I never went out there unarmed, and the folks who chose not to carry firearms had pepper spray. However the most common encounter was seeing a dog at 50-100 yards, and the dog leaving. Occasionally one would bark or growl but not approach. We had only one close call, some really large mixed breed, and my gut feeling that all the growling and posturing from 30 feet away was just saying don't come any closer. We never found out, some tweaker crawled out of a tent and grabbed the dog. Just in time, the federal agency guy with me was about to soil his shorts. There were a few others that approached aggressively but responded to "stop" commands and backed off. I was really surprised, but we had very few problems. Once the construction crews came in most of the homeless moved on, we're still up there a few weeks a year but it's no longer the wild west.

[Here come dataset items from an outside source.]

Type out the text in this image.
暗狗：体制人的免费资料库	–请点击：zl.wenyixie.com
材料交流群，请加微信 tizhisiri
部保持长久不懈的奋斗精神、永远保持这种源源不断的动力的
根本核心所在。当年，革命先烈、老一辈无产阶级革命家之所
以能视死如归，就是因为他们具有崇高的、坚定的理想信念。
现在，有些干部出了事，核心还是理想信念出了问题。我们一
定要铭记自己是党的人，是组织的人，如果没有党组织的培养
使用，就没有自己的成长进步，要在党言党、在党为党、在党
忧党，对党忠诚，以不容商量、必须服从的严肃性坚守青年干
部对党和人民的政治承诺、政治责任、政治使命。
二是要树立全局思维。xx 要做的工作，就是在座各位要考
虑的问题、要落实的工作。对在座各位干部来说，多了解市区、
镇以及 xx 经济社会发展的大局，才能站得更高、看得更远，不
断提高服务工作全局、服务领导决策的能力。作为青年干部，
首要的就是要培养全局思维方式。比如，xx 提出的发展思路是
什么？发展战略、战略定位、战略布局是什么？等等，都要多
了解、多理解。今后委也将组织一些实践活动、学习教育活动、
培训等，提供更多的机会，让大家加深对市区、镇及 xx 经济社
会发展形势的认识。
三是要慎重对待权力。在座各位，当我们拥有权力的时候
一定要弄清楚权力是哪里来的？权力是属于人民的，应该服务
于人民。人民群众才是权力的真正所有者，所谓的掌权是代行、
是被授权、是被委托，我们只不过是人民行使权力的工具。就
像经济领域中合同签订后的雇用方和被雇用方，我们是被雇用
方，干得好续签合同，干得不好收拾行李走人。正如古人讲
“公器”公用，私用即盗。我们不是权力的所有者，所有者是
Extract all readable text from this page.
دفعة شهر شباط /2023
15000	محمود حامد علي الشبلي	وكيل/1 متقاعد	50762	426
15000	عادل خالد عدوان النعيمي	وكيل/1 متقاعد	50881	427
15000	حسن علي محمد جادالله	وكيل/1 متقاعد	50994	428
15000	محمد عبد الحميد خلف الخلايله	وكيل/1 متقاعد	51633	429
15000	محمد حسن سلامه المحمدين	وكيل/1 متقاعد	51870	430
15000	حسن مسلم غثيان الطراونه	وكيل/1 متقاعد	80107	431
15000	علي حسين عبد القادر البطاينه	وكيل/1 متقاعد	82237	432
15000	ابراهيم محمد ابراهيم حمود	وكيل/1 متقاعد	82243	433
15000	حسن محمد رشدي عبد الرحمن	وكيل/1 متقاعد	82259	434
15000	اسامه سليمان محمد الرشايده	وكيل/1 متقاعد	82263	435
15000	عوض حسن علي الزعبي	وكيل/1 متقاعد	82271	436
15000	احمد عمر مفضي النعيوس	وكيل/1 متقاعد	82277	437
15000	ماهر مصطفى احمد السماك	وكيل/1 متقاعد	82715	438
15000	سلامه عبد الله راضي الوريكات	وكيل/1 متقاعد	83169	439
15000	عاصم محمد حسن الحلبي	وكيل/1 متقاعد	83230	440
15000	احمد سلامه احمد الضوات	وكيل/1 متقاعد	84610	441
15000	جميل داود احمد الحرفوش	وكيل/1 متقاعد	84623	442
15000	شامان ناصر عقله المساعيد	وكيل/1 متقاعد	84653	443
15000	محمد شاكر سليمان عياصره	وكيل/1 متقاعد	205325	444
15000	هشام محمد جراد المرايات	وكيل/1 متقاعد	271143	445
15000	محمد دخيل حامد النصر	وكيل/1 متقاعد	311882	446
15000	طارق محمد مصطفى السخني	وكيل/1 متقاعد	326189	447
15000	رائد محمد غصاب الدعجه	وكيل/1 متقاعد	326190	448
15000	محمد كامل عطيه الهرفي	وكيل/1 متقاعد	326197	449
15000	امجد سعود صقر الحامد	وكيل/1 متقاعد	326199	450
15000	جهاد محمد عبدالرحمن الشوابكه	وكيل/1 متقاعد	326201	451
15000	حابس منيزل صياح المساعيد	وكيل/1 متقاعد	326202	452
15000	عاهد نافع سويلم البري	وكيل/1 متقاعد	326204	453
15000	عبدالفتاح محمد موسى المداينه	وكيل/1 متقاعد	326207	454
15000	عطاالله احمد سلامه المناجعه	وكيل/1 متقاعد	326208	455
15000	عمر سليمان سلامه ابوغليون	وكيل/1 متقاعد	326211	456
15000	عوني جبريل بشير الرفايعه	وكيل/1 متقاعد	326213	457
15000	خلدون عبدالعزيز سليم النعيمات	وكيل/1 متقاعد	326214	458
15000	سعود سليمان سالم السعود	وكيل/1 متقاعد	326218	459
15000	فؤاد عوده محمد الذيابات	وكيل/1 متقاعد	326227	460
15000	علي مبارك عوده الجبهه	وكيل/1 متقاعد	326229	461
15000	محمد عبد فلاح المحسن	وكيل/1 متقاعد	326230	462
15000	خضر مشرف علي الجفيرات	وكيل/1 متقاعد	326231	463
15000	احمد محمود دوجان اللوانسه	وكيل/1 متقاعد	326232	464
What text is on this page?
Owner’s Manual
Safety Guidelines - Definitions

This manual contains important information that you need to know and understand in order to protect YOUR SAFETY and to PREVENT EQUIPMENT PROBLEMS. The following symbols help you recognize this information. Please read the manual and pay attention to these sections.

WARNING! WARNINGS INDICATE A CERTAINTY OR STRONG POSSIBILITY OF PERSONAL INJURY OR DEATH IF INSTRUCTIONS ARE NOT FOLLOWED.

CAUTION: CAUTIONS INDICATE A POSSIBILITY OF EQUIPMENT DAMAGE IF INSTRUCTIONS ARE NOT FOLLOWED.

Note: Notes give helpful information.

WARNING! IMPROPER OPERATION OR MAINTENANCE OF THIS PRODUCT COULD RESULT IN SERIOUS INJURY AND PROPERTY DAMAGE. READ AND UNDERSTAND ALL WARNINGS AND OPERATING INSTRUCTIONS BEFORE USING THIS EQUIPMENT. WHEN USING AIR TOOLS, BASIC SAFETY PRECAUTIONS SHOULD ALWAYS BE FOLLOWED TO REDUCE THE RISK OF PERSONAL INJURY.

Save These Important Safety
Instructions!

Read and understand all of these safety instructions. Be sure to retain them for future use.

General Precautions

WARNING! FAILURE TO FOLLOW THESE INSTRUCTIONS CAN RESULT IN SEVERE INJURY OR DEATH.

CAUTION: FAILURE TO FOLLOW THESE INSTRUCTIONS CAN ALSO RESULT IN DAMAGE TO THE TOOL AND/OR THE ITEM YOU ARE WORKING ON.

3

I've told this story from earlier this year in another thread, easy enough to repeat it here. This one was not far from the above site but on state park land, during a site visit related to writing a NEPA document. I'd hiked in a couple miles to characterize a site, was done and almost back to the trailhead. Again this is swamps and willow thickets, very poor sight lines. Came around a corner of the winding trail, had just picked up the sounds of a homeless camp off to one side at quite a distance, and as I round the turn saw a very large pit bull in the trail facing away from me. It spun around, growling and approaching aggressively. Can't tell you exactly how I knew, but I knew this one wasn't bluffing. As soon as I cleared the holster it spun around again and ran. Pretty sure it knew that guns make loud noises that hurt sensitive dog ears. I was really happy that I didn't need to shoot that dog, it was a particularly handsome critter. Ironically I had Underwood Xtreme Penetrators in the pistol because that site is really high density black bear country and I'd just seen fresh scat and tracks.
Next week starts a new adventure, we just got a signed contract for a remote 3,200 acre site up in the coast range. Project site is in a region notorious for illegal cannabis grows, which probably means more sketchy guys with aggressive dogs... five minutes on Google Earth and I counted at least 12 illegal greenhouses within a mile of the site.